News and New Products

Serial-data-analyzer family adds enhancements, 11-GHz-bandwidth model

By Dan Strassberg -- EDN, 5/12/2005

LeCroy is the last of the three major high-performance-digital-scope manufacturers to introduce a real-time-sampling scope with a bandwidth greater than 10 GHz. However, LeCroy’s announced bandwidth is somewhat less than the values its competitors Agilent (www.agilent.com) and Tektronix (www.tektronix.com) have been trumpeting: 13 and 15 GHz, respectively. Nevertheless, LeCroy’s director of product management, Mike Lauterbach, PhD, offers a persuasive story about why LeCroy’s target audience—in this case, engineers working with high-bit-rate data streams—should look into his company’s new products and why a bandwidth of 11 GHz can often be more useful than a bandwidth more than one-third greater.

According to Lauterbach, bandwidth isn’t the only important specification in correctly reproducing high-frequency waveforms. As Lauterbach demonstrates, matters of at least equal importance are the linearity of the scope’s phase response versus frequency and the flatness of the amplitude response at frequencies below the –3-dB point. Linear phase versus frequency, also called constant group delay, indicates that an equal amount of time delays all frequency components. When the time delay depends on frequency, the results can be both ugly and misleading. For example, preshoot can appear ahead of voltage steps in waveforms that really exhibit no such anomaly. In some cases, the effect on eye diagrams can be devastating.

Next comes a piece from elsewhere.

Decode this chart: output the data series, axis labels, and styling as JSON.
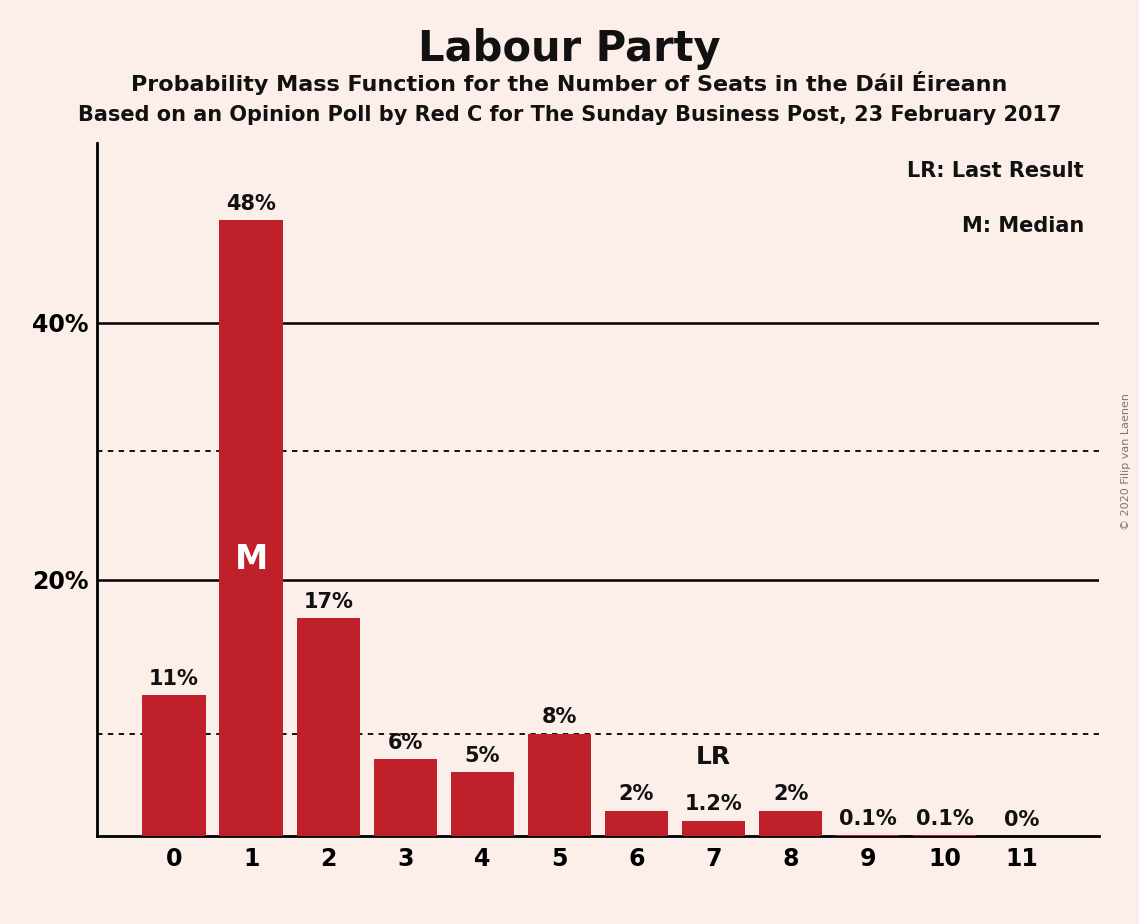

The 11-GHz, four-channel SDA 11000, with prices that begin at $105,000, becomes the flagship of the SDA (serial-data-analyzer) series. Like the competing scopes, this instrument operates at full bandwidth when sampling one or two channels in real time and at 6-GHz bandwidth when sampling three or four channels in real time. The maximum sampling rate when all channels are active is 20G samples/sec on each channel. With two channels active, the sampling rate doubles to 40G samples/sec on each active channel. Unlike the competitive instruments, however, the LeCroy units can accommodate memories as deep as 50 million/samples/channel (100 million samples/channel with one or two channels active). Thus, the SDA 11000 can capture records as long as 2.4 msec at the highest sampling rate—50 times the record length of one competitive scope under the same conditions (Picture).

The ASDA-J (advanced serial-data-analysis and -jitter) software package, which is standard in all SDA-series instruments, sports a host of new features, all of which are also available for downloading at no charge to owners of earlier SDA-series units. Features include the Jitter Wizard, jitter filtering, multiple methodologies for total jitter measurement, ISI (intersymbol-interference) plots that permit measurement of data-dependent jitter without a repeating bit pattern, and mask-error-violation locator. This summer, LeCroy expects to announce an active differential probe whose bandwidth is appropriate for the 11-GHz scope.

LeCroy Corp, 1-800-453-2769, www.lecroy.com.